2. **Express the Assumed Rational Number**: If \(7\sqrt{2}\) is rational, then there exist integers \(a\) and \(b\) such that:
\[
7\sqrt{2} = \frac{a}{b}
\]
3. **Isolate \(\sqrt{2}\)**: Solve for \(\sqrt{2}\) by dividing both sides of the equation by 7:
\[
\sqrt{2} = \frac{a}{7b}
\]
4. **Rationality of \(\sqrt{2}\)**: Since \(a\) and \(b\) are integers, \(7b\) is also an integer. Thus, \(\frac{a}{7b}\) is a fraction where both numerator and denominator are integers. This implies \(\frac{a}{7b}\) is a rational number.
5. **Contradiction**: However, it is given that \(\sqrt{2}\) is an irrational number.

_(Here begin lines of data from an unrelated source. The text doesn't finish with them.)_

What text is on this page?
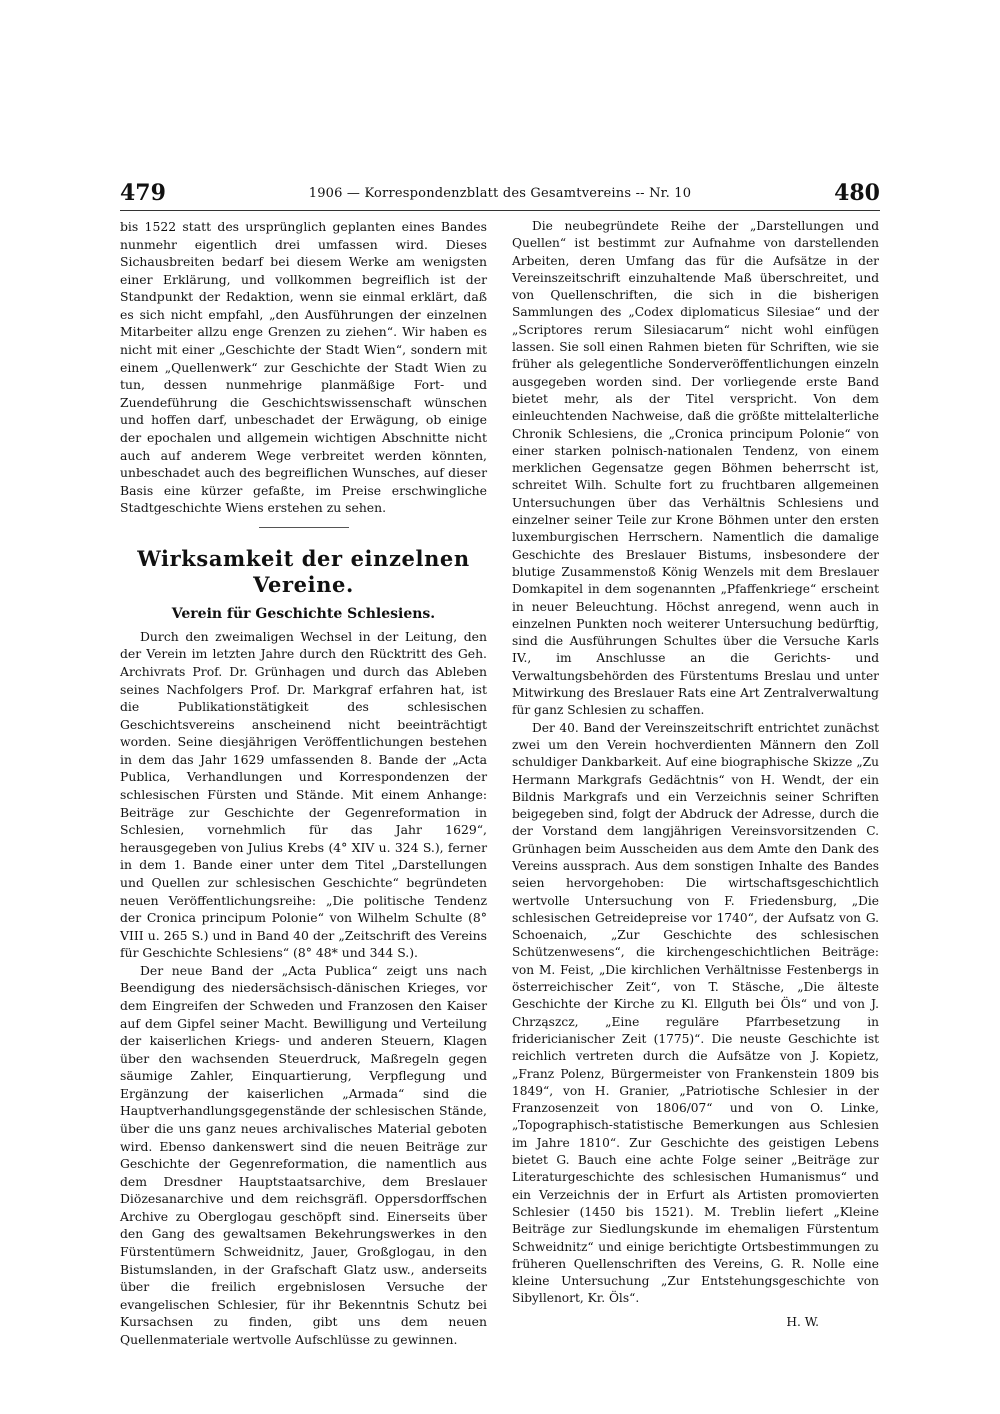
479	1906 — Korrespondenzblatt des Gesamtvereins -- Nr. 10	480

bis 1522 statt des ursprünglich geplanten eines Bandes nunmehr eigentlich drei umfassen wird. Dieses Sichausbreiten bedarf bei diesem Werke am wenigsten einer Erklärung, und vollkommen begreiflich ist der Standpunkt der Redaktion, wenn sie einmal erklärt, daß es sich nicht empfahl, „den Ausführungen der einzelnen Mitarbeiter allzu enge Grenzen zu ziehen“. Wir haben es nicht mit einer „Geschichte der Stadt Wien“, sondern mit einem „Quellenwerk“ zur Geschichte der Stadt Wien zu tun, dessen nunmehrige planmäßige Fort- und Zuendeführung die Geschichtswissenschaft wünschen und hoffen darf, unbeschadet der Erwägung, ob einige der epochalen und allgemein wichtigen Abschnitte nicht auch auf anderem Wege verbreitet werden könnten, unbeschadet auch des begreiflichen Wunsches, auf dieser Basis eine kürzer gefaßte, im Preise erschwingliche Stadtgeschichte Wiens erstehen zu sehen.

Wirksamkeit der einzelnen Vereine.
Verein für Geschichte Schlesiens.

Durch den zweimaligen Wechsel in der Leitung, den der Verein im letzten Jahre durch den Rücktritt des Geh. Archivrats Prof. Dr. Grünhagen und durch das Ableben seines Nachfolgers Prof. Dr. Markgraf erfahren hat, ist die Publikationstätigkeit des schlesischen Geschichtsvereins anscheinend nicht beeinträchtigt worden. Seine diesjährigen Veröffentlichungen bestehen in dem das Jahr 1629 umfassenden 8. Bande der „Acta Publica, Verhandlungen und Korrespondenzen der schlesischen Fürsten und Stände. Mit einem Anhange: Beiträge zur Geschichte der Gegenreformation in Schlesien, vornehmlich für das Jahr 1629“, herausgegeben von Julius Krebs (4° XIV u. 324 S.), ferner in dem 1. Bande einer unter dem Titel „Darstellungen und Quellen zur schlesischen Geschichte“ begründeten neuen Veröffentlichungsreihe: „Die politische Tendenz der Cronica principum Polonie“ von Wilhelm Schulte (8° VIII u. 265 S.) und in Band 40 der „Zeitschrift des Vereins für Geschichte Schlesiens“ (8° 48* und 344 S.).

Der neue Band der „Acta Publica“ zeigt uns nach Beendigung des niedersächsisch-dänischen Krieges, vor dem Eingreifen der Schweden und Franzosen den Kaiser auf dem Gipfel seiner Macht. Bewilligung und Verteilung der kaiserlichen Kriegs- und anderen Steuern, Klagen über den wachsenden Steuerdruck, Maßregeln gegen säumige Zahler, Einquartierung, Verpflegung und Ergänzung der kaiserlichen „Armada“ sind die Hauptverhandlungsgegenstände der schlesischen Stände, über die uns ganz neues archivalisches Material geboten wird. Ebenso dankenswert sind die neuen Beiträge zur Geschichte der Gegenreformation, die namentlich aus dem Dresdner Hauptstaatsarchive, dem Breslauer Diözesanarchive und dem reichsgräfl. Oppersdorffschen Archive zu Oberglogau geschöpft sind. Einerseits über den Gang des gewaltsamen Bekehrungswerkes in den Fürstentümern Schweidnitz, Jauer, Großglogau, in den Bistumslanden, in der Grafschaft Glatz usw., anderseits über die freilich ergebnislosen Versuche der evangelischen Schlesier, für ihr Bekenntnis Schutz bei Kursachsen zu finden, gibt uns dem neuen Quellenmateriale wertvolle Aufschlüsse zu gewinnen.

Die neubegründete Reihe der „Darstellungen und Quellen“ ist bestimmt zur Aufnahme von darstellenden Arbeiten, deren Umfang das für die Aufsätze in der Vereinszeitschrift einzuhaltende Maß überschreitet, und von Quellenschriften, die sich in die bisherigen Sammlungen des „Codex diplomaticus Silesiae“ und der „Scriptores rerum Silesiacarum“ nicht wohl einfügen lassen. Sie soll einen Rahmen bieten für Schriften, wie sie früher als gelegentliche Sonderveröffentlichungen einzeln ausgegeben worden sind. Der vorliegende erste Band bietet mehr, als der Titel verspricht. Von dem einleuchtenden Nachweise, daß die größte mittelalterliche Chronik Schlesiens, die „Cronica principum Polonie“ von einer starken polnisch-nationalen Tendenz, von einem merklichen Gegensatze gegen Böhmen beherrscht ist, schreitet Wilh. Schulte fort zu fruchtbaren allgemeinen Untersuchungen über das Verhältnis Schlesiens und einzelner seiner Teile zur Krone Böhmen unter den ersten luxemburgischen Herrschern. Namentlich die damalige Geschichte des Breslauer Bistums, insbesondere der blutige Zusammenstoß König Wenzels mit dem Breslauer Domkapitel in dem sogenannten „Pfaffenkriege“ erscheint in neuer Beleuchtung. Höchst anregend, wenn auch in einzelnen Punkten noch weiterer Untersuchung bedürftig, sind die Ausführungen Schultes über die Versuche Karls IV., im Anschlusse an die Gerichts- und Verwaltungsbehörden des Fürstentums Breslau und unter Mitwirkung des Breslauer Rats eine Art Zentralverwaltung für ganz Schlesien zu schaffen.

Der 40. Band der Vereinszeitschrift entrichtet zunächst zwei um den Verein hochverdienten Männern den Zoll schuldiger Dankbarkeit. Auf eine biographische Skizze „Zu Hermann Markgrafs Gedächtnis“ von H. Wendt, der ein Bildnis Markgrafs und ein Verzeichnis seiner Schriften beigegeben sind, folgt der Abdruck der Adresse, durch die der Vorstand dem langjährigen Vereinsvorsitzenden C. Grünhagen beim Ausscheiden aus dem Amte den Dank des Vereins aussprach. Aus dem sonstigen Inhalte des Bandes seien hervorgehoben: Die wirtschaftsgeschichtlich wertvolle Untersuchung von F. Friedensburg, „Die schlesischen Getreidepreise vor 1740“, der Aufsatz von G. Schoenaich, „Zur Geschichte des schlesischen Schützenwesens“, die kirchengeschichtlichen Beiträge: von M. Feist, „Die kirchlichen Verhältnisse Festenbergs in österreichischer Zeit“, von T. Stäsche, „Die älteste Geschichte der Kirche zu Kl. Ellguth bei Öls“ und von J. Chrząszcz, „Eine reguläre Pfarrbesetzung in fridericianischer Zeit (1775)“. Die neuste Geschichte ist reichlich vertreten durch die Aufsätze von J. Kopietz, „Franz Polenz, Bürgermeister von Frankenstein 1809 bis 1849“, von H. Granier, „Patriotische Schlesier in der Franzosenzeit von 1806/07“ und von O. Linke, „Topographisch-statistische Bemerkungen aus Schlesien im Jahre 1810“. Zur Geschichte des geistigen Lebens bietet G. Bauch eine achte Folge seiner „Beiträge zur Literaturgeschichte des schlesischen Humanismus“ und ein Verzeichnis der in Erfurt als Artisten promovierten Schlesier (1450 bis 1521). M. Treblin liefert „Kleine Beiträge zur Siedlungskunde im ehemaligen Fürstentum Schweidnitz“ und einige berichtigte Ortsbestimmungen zu früheren Quellenschriften des Vereins, G. R. Nolle eine kleine Untersuchung „Zur Entstehungsgeschichte von Sibyllenort, Kr. Öls“.

H. W.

This contradicts the assumption that \(\sqrt{2} = \frac{a}{7b}\) is rational.
6. **Conclusion**: Because our assumption that \(7\sqrt{2}\) is rational leads to a contradiction, we must conclude that \(7\sqrt{2}\) is indeed an irrational number.
Thus, \(7\sqrt{2}\) is an irrational number.
Answer:
According to class 10th CBSE (NCERT)
let us assume that 7√2 is rational
so , it can be written in the form of p/q were p and q are co-prime ( does not have a common factor)
& q≠0
then, 7√2 = p/q
take seven to opposite side
√2 = p/7q
give that √2 is irration
we know that irrational ≠ rational
so this contradiction is due to our wrong assumption that 7√2 is rational so , 7√2 is irrational
hence proved.